At first, the Batman episodes started on the serious side with great content, but after a while it was childish and, at times, funny. Bear in mind that previously, Batman had come to the movies in 1943 in the form of a cliff-hanger movie serials, but the Joker never appeared in those episodes. That, in itself, was a shame. I enjoyed those episodes and having him would have enhanced the movie serials.
Adam West and Burt Ward were alright for the times, and as a kid I enjoyed it. As I look back at those episodes, they should have had some serious content and limited the silly side. With all due respect to the memory of Adam West, he was a good Batman but he could have done better had he remained serious with some hard-hitting content similar to the Green Hornet.
Joker on the Big Screen
Joker made his mark on the big screen back around 1965. Adam West and Burt Ward returned to their roles as Batman and Robin. It had a whole host of criminals including the Joker himself. It was a hit for that time with some funny scenes.
The second Joker came on the scene in 1989. Jack Nicholson portrayed the evil villain on the big screen. Listed as a common thug by the name of Jack Napier, he was set on making a big score (robbery), but got set up by his boss. When Batman confronted him, he fell off the railway unto a vat filled with chemicals.
Upon hitting the chemicals, the movie shows some bubbles coming up to the surface. After a while, we see a hand coming out, along with the cards. That scene was nothing less than genius. Upon getting out of the vat, he saw a plastic surgeon to fix his face.
The next scene shows Jack with his face all covered in bandages. As the doctor removed the bandages and saw his face, he was shocked. Jack, upon seeing the expression on the surgeon's face, demanded to have a mirror. Upon seeing his face on the mirror, he wept. His face was distorted.
The surgeon was apologetic, but soon, Jack's weeping turned to laughter. He stood up and walked away to the stairs with his maniacal laugh. At that moment, Nicholson became the Joker. A classic moment.
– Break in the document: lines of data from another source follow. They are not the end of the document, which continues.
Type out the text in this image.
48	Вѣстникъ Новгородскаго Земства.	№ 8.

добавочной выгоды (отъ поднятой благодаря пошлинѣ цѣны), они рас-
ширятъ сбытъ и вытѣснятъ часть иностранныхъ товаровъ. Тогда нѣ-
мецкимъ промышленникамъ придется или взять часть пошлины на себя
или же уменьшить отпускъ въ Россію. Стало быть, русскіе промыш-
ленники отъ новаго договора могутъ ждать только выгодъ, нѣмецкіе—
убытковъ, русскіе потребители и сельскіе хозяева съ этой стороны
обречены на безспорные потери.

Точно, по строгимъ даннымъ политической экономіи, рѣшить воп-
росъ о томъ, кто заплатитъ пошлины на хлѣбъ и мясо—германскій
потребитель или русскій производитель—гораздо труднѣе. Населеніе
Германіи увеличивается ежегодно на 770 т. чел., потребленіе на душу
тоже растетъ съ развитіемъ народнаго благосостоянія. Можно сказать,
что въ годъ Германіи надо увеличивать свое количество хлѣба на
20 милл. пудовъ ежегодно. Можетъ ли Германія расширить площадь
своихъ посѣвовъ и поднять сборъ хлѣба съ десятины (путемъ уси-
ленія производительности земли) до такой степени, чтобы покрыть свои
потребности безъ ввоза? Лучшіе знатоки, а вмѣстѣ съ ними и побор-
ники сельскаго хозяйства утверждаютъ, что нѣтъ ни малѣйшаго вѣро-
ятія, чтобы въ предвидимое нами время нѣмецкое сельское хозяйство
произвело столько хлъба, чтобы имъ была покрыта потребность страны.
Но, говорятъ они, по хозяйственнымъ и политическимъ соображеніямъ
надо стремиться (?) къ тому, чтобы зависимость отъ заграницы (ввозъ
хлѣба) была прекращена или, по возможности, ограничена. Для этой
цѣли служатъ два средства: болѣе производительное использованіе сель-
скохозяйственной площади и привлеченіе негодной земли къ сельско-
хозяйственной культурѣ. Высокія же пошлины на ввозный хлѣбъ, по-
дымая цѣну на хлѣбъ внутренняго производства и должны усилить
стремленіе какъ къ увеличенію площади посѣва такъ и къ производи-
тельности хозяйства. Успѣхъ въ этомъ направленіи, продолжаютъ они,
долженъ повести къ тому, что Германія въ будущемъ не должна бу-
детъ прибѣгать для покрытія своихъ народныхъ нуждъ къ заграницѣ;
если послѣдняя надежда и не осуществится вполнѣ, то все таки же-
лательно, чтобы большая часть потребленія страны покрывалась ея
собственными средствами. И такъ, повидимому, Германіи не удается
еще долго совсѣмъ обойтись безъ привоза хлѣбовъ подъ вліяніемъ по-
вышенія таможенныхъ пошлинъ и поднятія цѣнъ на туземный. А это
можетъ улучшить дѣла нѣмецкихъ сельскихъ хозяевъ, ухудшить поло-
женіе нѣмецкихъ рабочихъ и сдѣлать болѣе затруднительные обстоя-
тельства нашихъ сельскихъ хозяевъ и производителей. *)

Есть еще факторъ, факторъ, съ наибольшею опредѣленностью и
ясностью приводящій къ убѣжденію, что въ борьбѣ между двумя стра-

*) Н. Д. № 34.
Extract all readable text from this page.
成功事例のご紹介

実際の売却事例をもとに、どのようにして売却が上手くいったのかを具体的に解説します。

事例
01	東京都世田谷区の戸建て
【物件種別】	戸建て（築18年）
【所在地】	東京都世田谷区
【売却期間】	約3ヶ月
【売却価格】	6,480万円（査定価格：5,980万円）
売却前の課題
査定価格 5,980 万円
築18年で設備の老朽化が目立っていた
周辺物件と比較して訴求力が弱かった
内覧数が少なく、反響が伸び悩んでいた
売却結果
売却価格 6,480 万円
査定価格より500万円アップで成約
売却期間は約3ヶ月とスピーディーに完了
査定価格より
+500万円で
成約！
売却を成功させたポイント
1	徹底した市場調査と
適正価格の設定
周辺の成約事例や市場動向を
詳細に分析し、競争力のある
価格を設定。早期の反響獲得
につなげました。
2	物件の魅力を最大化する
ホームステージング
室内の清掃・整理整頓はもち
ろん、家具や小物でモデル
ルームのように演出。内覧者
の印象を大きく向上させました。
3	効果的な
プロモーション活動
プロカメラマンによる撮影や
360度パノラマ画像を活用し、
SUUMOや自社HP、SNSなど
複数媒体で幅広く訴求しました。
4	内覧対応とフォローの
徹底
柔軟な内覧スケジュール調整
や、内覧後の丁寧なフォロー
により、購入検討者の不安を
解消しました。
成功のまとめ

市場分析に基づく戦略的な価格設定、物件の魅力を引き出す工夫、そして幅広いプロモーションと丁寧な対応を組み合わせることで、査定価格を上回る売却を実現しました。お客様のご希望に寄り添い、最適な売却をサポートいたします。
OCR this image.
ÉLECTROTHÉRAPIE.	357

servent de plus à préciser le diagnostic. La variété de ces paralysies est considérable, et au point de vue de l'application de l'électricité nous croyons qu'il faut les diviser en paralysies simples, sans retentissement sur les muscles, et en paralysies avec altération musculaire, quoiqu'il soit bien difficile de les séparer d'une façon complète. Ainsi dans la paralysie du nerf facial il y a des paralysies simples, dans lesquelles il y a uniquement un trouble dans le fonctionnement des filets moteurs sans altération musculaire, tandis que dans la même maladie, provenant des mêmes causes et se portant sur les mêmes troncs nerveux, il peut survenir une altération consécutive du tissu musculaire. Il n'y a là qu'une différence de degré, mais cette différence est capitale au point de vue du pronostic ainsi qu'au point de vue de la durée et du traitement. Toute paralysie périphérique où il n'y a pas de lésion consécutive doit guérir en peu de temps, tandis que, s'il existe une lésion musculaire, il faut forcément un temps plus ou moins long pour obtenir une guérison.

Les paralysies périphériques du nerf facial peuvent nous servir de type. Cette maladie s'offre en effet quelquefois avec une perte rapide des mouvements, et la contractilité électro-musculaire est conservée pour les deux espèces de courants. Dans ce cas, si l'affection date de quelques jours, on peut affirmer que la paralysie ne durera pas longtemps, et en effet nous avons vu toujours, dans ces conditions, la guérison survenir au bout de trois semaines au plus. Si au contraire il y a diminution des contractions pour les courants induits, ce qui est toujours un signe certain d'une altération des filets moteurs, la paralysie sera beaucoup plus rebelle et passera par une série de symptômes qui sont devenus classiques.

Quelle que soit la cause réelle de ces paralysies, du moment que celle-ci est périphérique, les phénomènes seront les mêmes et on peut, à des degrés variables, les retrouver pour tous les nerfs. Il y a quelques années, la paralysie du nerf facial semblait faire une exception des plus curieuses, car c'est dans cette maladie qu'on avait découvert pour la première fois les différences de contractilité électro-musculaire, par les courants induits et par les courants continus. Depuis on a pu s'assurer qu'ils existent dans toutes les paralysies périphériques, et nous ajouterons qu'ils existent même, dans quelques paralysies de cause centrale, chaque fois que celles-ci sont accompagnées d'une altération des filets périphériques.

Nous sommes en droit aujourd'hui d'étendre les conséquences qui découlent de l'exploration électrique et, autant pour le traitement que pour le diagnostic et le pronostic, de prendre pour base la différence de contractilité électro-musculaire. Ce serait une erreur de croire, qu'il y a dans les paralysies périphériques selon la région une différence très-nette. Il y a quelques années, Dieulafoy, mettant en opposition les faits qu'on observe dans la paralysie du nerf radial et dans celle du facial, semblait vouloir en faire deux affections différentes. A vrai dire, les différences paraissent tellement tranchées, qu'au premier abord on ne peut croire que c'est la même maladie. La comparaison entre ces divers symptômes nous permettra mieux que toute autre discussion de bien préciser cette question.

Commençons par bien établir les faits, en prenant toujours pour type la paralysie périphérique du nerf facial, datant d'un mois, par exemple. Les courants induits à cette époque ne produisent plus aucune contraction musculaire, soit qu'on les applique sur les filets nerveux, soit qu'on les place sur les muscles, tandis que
Then, a third Joker came and that was Heath Ledger. He also did a memorable act as the Joker. My favorite scene was when he was dressed up as a nurse, adding some humor to the story. He showed a dark side of that villain, which many liked and admired.
I do not have much to say about Jared Leto, from the Suicide Squad, because, quite frankly, I did not watch that movie. I may catch some clips and hope to see him in that role so I can make an objective study. As for the latest Joker, we have Joaquin Phoenix. I think that this promises to be a good one. One of my favorite clips was when he smiles with that evil look on his face. At that moment, you see the transformation beginning to take effect—he is becoming the Joker. I think I might see that movie and write another article with my thoughts.
If I had to pick my favorite Joker, who would it be? My final thoughts about this are that Jack Nicholson was my favorite Joker because of his laugh. Jack would mix some pranks along with the dark side, enacting vengeance unto his enemies. Now, to be fair, this is not my final judgment. I want to watch the movie Joker and then I will decide who is my all-time favorite Joker character is.